Gayden has been unable to work and lost earnings she would have otherwise made. (ECF No. 19- 4 ¶¶ 31.) II. LEGAL STANDARD In deciding a motion to dismiss pursuant to Rule 12(b)(6), a district court is “required to accept as true all factual allegations in the complaint and draw all inferences in the facts alleged in the light most favorable to the [plaintiff].” Phillips, 515 F.3d at 228. “[A] complaint attacked by a . . . motion to dismiss does not need detailed factual allegations.” Bell Atl. v. Twombly, 550 U.S. 544, 555 (2007). However, the Plaintiff’s “obligation to provide the ‘grounds’ of his ‘entitle[ment] to relief’ requires more than labels and conclusions, and a formulaic recitation of the elements of a cause of action will not do.” Id. (quoting Papasan v. Allain, 478 U.S. 265, 286 (1986)). A court

is “not bound to accept as true a legal conclusion couched as a factual allegation.” Papasan, 478 U.S. at 286. Instead, assuming the factual allegations in the complaint are true, those “[f]actual allegations must be enough to raise a right to relief above the speculative level.” Twombly, 550 U.S. at 555. “To survive a motion to dismiss, a complaint must contain sufficient factual matter, accepted as true, to ‘state a claim for relief that is plausible on its face.’” Ashcroft v. Iqbal, 556 U.S. 662, 678 (2009) (quoting Twombly, 550 U.S. at 570). “A claim has facial plausibility when the pleaded factual content allows the court to draw the reasonable inference that the defendant is liable for misconduct alleged.” Id. This “plausibility standard” requires the complaint allege “more than a sheer possibility that a defendant has acted unlawfully,” but it “is not akin to a ‘probability requirement.’” Id. (citing Twombly, 550 U.S. at 556). “Detailed factual allegations” are not required, but “more than ‘an unadorned, the defendant-harmed-me accusation’” must be pleaded; it must include “factual enhancements” and not just conclusory statements or a recitation

of the elements of a cause of action.

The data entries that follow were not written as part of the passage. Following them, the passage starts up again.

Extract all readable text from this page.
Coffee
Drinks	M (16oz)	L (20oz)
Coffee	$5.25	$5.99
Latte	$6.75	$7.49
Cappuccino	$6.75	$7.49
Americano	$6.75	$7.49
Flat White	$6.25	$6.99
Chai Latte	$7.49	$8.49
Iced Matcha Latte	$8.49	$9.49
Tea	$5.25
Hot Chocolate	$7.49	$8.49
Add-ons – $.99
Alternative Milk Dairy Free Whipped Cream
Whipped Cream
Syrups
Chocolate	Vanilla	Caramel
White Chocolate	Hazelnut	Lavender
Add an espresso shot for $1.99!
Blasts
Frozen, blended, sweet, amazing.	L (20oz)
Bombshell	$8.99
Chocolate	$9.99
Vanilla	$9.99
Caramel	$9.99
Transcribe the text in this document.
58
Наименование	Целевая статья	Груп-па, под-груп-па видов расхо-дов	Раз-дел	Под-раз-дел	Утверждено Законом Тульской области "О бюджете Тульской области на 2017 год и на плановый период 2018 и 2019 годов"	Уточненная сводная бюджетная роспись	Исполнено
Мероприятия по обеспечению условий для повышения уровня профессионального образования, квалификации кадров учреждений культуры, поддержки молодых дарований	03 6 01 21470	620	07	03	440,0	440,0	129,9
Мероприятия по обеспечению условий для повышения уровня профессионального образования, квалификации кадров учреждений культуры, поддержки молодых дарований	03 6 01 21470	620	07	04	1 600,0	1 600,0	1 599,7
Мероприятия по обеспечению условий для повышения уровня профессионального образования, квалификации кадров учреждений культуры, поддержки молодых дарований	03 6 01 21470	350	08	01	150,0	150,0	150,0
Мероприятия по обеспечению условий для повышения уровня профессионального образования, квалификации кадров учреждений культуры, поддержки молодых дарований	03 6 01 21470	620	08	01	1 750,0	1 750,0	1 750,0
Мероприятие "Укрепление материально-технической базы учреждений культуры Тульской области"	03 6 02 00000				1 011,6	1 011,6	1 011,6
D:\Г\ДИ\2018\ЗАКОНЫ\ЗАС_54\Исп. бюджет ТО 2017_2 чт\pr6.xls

Id. (citing Twombly, 550 U.S. at 555, 557). “Determining whether a complaint states a plausible claim for relief [is] . . . a context- specific task that requires the reviewing court to draw on its judicial experience and common sense.” Id. at 679. “[W]here the well-pleaded facts do not permit the court to infer more than the mere possibility of misconduct, the complaint has alleged—but it has not ‘show[n]’—‘that the pleader is entitled to relief.’” Id. at 679 (quoting Fed. R. Civ. P. 8(a)(2)). “A complaint that pleads facts ‘merely consistent with a defendant’s liability . . . stops short of the line between possibility and plausibility of entitlement to relief.’” Connelly v. Lane Constr. Corp., 809 F.3d 780, 786 (3d Cir. 2016) (quoting Iqbal, 556 U.S. at 678). III. DECISION

A. Excessive Force (Count I) Gayden’s First Amended Complaint does not state a valid claim for relief against Tpr. Diodati for the unreasonable use of force. Accordingly, for the reasons set forth below, this count is dismissed. The Fourth Amendment prohibits a law enforcement officer from using “excessive force in the course of making an arrest, investigatory stop, or other ‘seizure.’” Graham v. Connor, 490 U.S. 386, 388 (1989).